There will be a presentation about the ArchivePress project, its background and aims, as part of the forthcoming JISC, DPC and UK Web Archiving Consortium Workshop: Missing Links: the Enduring Web, July 21st at the British Library. For full information about the event see the Digital Preservation Coalition website.
We held the first ArchivePress team meeting at ULCC on Monday, to review the project plan and objectives.
The plan described in the Project Proposal still seems essentially reasonable and achievable. The project will have three main iterations, each dealing with a different corpus of blogs and with different technical and functional issues.
In Phase One (AP-1), we will simply use FeedWordPress to gather the content from the three blogs of the Digital Curation Centre. This will allow us to examine the results and flag issues for the next phase. Initial guidance on installing and configuring the software will be prepared.
Phases AP-2 and AP-3. will address, respectively, the issues of harvesting comments associated with blog posts, and gathering embedded objects (images, etc). Both Lincoln University and UKOLN have provisionally agreed that we can harvest their various blog outputs as part of this process.
The starting point of the AP approach is the hypothesis that collecting the content of the newsfeeds from blogs may be sufficient for many likely requirements of blog archiving. This doesn’t mean necessarily that it is a fool-proof or instant solution, and the intention of the project is to determine, through practical investigation, how effective this approach is, what are its strengths and limitations.
We have a number of dissemination opportunities available. I am already confirmed as a speaker at The Enduring Web (BL, Tuesday 21st July), and at UKOLN’s IWMW 2009 (University of Essex, Tuesday 28th July). Other imminent opportunities include IWAW 2009 (at ECDL in Corfu, 30th Sept – 1st Oct), iPRES 2009 (San Francisco, Oct 5th – 6th) and IIPC at iPRES 2009 (Oct 7th). A proposal has already been submitted to iPRES. In addition, ULCC hopes to launch its AIDA digital preservation toolkit shortly, with a programme of DP events, and there may be scope to represent AP there.

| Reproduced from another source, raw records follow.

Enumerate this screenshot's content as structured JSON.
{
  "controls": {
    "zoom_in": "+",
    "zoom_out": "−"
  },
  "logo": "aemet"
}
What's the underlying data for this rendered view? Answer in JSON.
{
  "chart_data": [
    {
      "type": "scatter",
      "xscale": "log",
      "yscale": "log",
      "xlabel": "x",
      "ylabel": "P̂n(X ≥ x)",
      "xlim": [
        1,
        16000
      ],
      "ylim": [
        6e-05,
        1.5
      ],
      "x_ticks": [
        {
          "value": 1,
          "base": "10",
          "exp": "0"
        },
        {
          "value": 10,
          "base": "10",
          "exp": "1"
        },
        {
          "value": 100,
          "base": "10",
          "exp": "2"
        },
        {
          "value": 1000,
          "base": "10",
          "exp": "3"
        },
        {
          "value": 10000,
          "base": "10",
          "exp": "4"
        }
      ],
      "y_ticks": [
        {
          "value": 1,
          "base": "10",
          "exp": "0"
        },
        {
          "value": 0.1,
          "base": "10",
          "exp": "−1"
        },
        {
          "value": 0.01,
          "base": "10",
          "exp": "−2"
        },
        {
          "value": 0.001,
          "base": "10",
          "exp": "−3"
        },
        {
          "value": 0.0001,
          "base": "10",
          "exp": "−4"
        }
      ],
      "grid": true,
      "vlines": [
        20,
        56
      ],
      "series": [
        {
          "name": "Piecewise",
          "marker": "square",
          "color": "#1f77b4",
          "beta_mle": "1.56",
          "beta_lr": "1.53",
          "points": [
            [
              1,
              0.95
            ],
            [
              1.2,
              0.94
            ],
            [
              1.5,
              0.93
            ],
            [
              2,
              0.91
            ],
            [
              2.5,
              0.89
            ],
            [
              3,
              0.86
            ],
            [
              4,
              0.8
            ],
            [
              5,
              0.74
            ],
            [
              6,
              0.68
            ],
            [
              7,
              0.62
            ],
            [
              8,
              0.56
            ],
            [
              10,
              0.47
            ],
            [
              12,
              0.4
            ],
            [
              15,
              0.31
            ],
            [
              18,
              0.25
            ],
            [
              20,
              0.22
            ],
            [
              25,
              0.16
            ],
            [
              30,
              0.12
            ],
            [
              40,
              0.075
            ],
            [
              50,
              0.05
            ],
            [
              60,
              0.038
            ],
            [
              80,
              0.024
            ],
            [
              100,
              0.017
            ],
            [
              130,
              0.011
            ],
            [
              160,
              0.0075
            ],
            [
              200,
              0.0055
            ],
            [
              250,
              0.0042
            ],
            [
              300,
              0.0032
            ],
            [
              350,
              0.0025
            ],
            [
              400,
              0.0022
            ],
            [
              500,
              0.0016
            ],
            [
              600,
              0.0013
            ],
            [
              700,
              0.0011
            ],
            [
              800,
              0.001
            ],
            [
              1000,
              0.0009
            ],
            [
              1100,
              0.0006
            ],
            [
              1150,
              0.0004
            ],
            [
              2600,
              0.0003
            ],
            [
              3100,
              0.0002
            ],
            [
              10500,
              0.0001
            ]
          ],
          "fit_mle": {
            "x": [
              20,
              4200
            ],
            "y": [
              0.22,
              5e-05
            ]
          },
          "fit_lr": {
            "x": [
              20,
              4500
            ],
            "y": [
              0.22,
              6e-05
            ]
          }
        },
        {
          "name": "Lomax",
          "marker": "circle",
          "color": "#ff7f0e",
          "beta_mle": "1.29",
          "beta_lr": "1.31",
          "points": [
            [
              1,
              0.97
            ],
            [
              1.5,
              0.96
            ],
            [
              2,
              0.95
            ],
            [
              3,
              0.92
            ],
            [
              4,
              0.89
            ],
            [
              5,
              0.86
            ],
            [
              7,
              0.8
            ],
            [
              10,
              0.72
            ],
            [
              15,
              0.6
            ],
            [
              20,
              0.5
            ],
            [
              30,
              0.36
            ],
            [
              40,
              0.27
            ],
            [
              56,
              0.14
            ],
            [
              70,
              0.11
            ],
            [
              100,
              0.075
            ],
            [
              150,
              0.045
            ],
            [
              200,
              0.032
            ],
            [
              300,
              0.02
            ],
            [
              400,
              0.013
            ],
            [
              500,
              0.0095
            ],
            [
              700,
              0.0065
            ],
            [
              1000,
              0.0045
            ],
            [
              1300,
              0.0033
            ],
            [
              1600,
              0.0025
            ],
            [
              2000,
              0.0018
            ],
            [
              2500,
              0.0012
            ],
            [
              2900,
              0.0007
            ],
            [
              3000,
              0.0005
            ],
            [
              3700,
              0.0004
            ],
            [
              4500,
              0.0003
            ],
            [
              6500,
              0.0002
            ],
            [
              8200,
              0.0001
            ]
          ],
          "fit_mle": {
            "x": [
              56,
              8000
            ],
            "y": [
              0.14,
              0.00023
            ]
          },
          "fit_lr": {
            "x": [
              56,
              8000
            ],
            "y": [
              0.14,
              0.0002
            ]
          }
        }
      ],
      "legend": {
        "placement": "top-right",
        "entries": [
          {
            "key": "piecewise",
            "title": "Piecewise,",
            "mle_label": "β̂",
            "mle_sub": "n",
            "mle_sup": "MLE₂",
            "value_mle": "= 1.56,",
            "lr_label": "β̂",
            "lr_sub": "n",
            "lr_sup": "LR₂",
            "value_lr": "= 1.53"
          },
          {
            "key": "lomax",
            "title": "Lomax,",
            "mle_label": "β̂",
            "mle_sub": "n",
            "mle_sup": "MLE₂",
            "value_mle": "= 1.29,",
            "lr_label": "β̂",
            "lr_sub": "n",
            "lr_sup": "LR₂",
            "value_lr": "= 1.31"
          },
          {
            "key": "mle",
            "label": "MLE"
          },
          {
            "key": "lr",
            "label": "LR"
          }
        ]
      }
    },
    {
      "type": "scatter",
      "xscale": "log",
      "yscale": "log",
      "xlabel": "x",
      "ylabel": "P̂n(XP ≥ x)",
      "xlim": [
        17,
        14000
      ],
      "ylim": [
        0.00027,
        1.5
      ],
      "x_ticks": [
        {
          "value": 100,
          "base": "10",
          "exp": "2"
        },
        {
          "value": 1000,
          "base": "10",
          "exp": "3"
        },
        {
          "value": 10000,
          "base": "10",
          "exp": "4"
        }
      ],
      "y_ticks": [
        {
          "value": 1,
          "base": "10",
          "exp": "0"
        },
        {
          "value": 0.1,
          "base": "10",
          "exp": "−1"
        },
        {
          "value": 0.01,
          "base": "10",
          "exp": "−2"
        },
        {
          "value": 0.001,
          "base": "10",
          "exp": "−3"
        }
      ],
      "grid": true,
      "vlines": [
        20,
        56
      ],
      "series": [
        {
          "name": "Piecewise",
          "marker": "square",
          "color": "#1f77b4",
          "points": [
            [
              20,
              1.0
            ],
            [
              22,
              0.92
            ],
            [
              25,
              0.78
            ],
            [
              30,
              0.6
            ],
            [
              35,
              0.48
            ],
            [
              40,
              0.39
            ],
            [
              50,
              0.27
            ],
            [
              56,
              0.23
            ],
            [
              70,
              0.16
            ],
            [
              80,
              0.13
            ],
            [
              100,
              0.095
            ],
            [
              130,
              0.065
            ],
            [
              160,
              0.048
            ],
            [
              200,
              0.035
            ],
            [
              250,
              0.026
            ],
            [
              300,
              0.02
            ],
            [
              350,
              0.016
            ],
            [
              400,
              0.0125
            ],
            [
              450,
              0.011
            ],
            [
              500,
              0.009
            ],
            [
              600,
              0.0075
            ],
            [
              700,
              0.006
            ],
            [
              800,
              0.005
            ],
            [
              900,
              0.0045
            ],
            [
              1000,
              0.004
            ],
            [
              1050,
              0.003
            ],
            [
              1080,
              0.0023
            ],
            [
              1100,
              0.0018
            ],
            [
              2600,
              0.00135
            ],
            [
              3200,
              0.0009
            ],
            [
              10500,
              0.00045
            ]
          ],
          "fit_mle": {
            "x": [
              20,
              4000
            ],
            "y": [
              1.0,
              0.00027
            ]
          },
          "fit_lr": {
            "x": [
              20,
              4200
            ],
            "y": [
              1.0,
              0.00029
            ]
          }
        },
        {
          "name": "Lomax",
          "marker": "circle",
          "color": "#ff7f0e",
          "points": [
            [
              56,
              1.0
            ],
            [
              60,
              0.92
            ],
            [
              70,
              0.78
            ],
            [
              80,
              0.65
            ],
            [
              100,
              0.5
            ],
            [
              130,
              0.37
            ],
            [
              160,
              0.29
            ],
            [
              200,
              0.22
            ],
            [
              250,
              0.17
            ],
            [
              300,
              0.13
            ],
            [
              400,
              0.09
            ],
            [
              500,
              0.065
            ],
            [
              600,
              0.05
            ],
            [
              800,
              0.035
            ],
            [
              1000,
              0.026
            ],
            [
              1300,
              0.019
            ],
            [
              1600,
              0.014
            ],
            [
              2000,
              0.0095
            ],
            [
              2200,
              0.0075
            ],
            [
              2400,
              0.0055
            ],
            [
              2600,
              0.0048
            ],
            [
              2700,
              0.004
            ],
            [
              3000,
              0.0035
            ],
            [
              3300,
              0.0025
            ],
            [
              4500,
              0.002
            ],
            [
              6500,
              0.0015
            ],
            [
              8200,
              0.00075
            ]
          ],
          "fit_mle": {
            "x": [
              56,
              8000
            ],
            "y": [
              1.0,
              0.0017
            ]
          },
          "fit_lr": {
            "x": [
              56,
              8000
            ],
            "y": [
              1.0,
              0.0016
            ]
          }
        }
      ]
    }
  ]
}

This blog will be the central source of information about the project, and a place to publish our findings, and discuss what we are doing, how, and why. We hope to follow the successful model of the JISC-PoWR blog and encourage discussion from colleagues in the field, and maybe even some guest posts from eminent digital preservationists.
Maureen is going to focus her attention on user requirements and expectations, including legal, ethical and ownership issues, and the possible use cases, such as academic institutions, thematic collections, or local history projects: she will discuss her thoughts in another post. Ed will assess the relative merits of the AP approach and the web crawler approach of other web archiving endeavours, from the perspectives of both records-management and usability.
I will manage the WordPress configuration and customisation in the early phases, and expect to call on Rory’s help and advice for any advanced PHP development requirements. An environment is being set up on Google Code to support development work in due course.
My next tasks are to prepare the formal plan for our JISC Programme Manager, James Farnhill; and start configuring a WordPress installation for AP-1 – more on that in due course.